Jack Downing

Personal information
- Full name: John Westness Downing
- Date of birth: 8 May 1913
- Place of birth: Darlington, Durham, England
- Date of death: 7 February 1962 (aged 48)
- Place of death: Darlington, Durham
- Position(s): Inside left, centre forward

Senior career*
- Years: Team / Apps / (Gls)
- Evenwood Town
- 193?–1933: Darlington / 2 / (3)
- Spennymoor United
- Stockton
- 193?–194?: Shildon

= Jack Downing (footballer) =

English footballer

John Westness Downing (8 May 1913 – 7 February 1962) was an English amateur footballer who played in the Football League for Darlington. He played non-league football for Evenwood Town, Spennymoor United, Stockton and Shildon. He played either at inside left or centre forward.

==Family==

Downing, who was also an amateur cricketer, was the younger son of Mr. and Mrs.
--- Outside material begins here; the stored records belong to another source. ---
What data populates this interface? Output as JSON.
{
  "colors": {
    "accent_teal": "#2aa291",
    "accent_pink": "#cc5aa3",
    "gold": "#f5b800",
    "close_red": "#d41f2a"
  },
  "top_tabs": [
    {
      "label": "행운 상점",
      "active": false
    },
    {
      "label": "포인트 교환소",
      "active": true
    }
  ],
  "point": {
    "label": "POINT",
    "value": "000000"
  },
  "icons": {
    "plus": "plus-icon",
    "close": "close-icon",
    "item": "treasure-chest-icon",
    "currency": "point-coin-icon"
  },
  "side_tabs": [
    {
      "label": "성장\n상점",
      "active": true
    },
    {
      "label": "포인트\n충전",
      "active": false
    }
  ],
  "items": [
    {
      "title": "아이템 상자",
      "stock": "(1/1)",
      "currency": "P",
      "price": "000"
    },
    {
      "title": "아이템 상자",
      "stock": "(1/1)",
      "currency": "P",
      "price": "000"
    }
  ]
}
J. Downing of Cartmell Terrace, Darlington. He had a sister, Doris. In 1940, he married Elsie Wilson in Darlington.

==Football career==
Downing joined Football League club Darlington from Evenwood Town. While still a Darlington reserve, in February 1933, he was selected for a Football Association Amateur XI to play against a Universities Athletic Union team. The students scored five times in the first twenty minutes of the second half, but the FA Amateurs nearly caught up, Downing scoring their fourth as the game ended 5–4. He made his debut for Darlington in the Third Division North in the penultimate match of the 1932–33 Football League season, at home to Carlisle United. Darlington won 5–2, and Downing scored a hat-trick. He kept his place for the final game of the season, but that was the end of his League career. Darlington finished bottom of the division, so had to apply for re-election to the League for the following season, and the directors chose to retain the services of only five players.
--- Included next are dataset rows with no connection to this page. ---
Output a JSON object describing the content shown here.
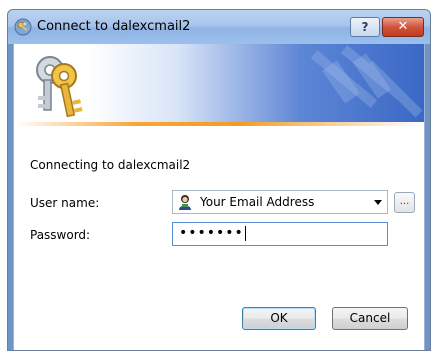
{
  "window": {
    "title": "Connect to dalexcmail2",
    "help_label": "?",
    "close_label": "✕"
  },
  "dialog": {
    "connecting_text": "Connecting to dalexcmail2",
    "username_label": "User name:",
    "username_value": "Your Email Address",
    "browse_label": "...",
    "password_label": "Password:",
    "password_masked": "•••••••",
    "ok_label": "OK",
    "cancel_label": "Cancel"
  },
  "icons": {
    "title": "keys-icon",
    "banner": "keys-icon",
    "user": "user-icon",
    "dropdown": "chevron-down-icon"
  },
  "colors": {
    "titlebar": "#a7c5ec",
    "banner_blue": "#3a68c6",
    "accent_orange": "#f39c23",
    "close_red": "#c13a1f"
  }
}
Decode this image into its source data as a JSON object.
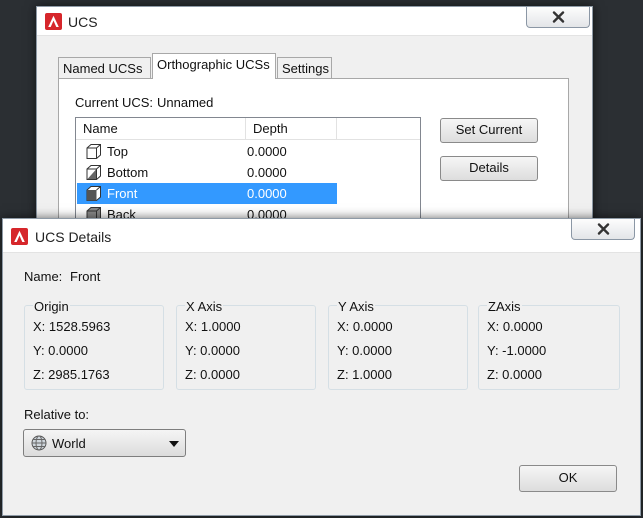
{
  "ucs_dialog": {
    "title": "UCS",
    "tabs": [
      "Named UCSs",
      "Orthographic UCSs",
      "Settings"
    ],
    "current_ucs_label": "Current UCS:",
    "current_ucs_value": "Unnamed",
    "columns": [
      "Name",
      "Depth"
    ],
    "rows": [
      {
        "name": "Top",
        "depth": "0.0000",
        "selected": false
      },
      {
        "name": "Bottom",
        "depth": "0.0000",
        "selected": false
      },
      {
        "name": "Front",
        "depth": "0.0000",
        "selected": true
      },
      {
        "name": "Back",
        "depth": "0.0000",
        "selected": false
      }
    ],
    "set_current_label": "Set Current",
    "details_label": "Details"
  },
  "details_dialog": {
    "title": "UCS Details",
    "name_label": "Name:",
    "name_value": "Front",
    "groups": [
      {
        "title": "Origin",
        "x": "X:  1528.5963",
        "y": "Y:  0.0000",
        "z": "Z:  2985.1763"
      },
      {
        "title": "X Axis",
        "x": "X:  1.0000",
        "y": "Y:  0.0000",
        "z": "Z:  0.0000"
      },
      {
        "title": "Y Axis",
        "x": "X:  0.0000",
        "y": "Y:  0.0000",
        "z": "Z:  1.0000"
      },
      {
        "title": "ZAxis",
        "x": "X:  0.0000",
        "y": "Y:  -1.0000",
        "z": "Z:  0.0000"
      }
    ],
    "relative_to_label": "Relative to:",
    "relative_to_value": "World",
    "ok_label": "OK"
  },
  "icons": {
    "app": "autocad-a-icon",
    "close": "close-x-icon",
    "ucs_view": "cube-view-icon",
    "world": "globe-icon",
    "dropdown": "triangle-down-icon"
  },
  "colors": {
    "selection": "#3399ff",
    "app_icon_red": "#d6262b"
  }
}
He moved into non-league football, going via Spennymoor United to Stockton. While a Stockton player, he was selected for the Northern League representative side to play the Yorkshire League in April 1935. His next club was Shildon. Playing at centre forward, he contributed 61 goals in league and cup competition in the 1936–37 season. as Shildon won their fourth consecutive Northern League title. In 1938, he was again selected for an FA Amateur XI to play the Universities, and was still a Shildon player in 1940 when normal competition had been abandoned for the duration of the Second World War.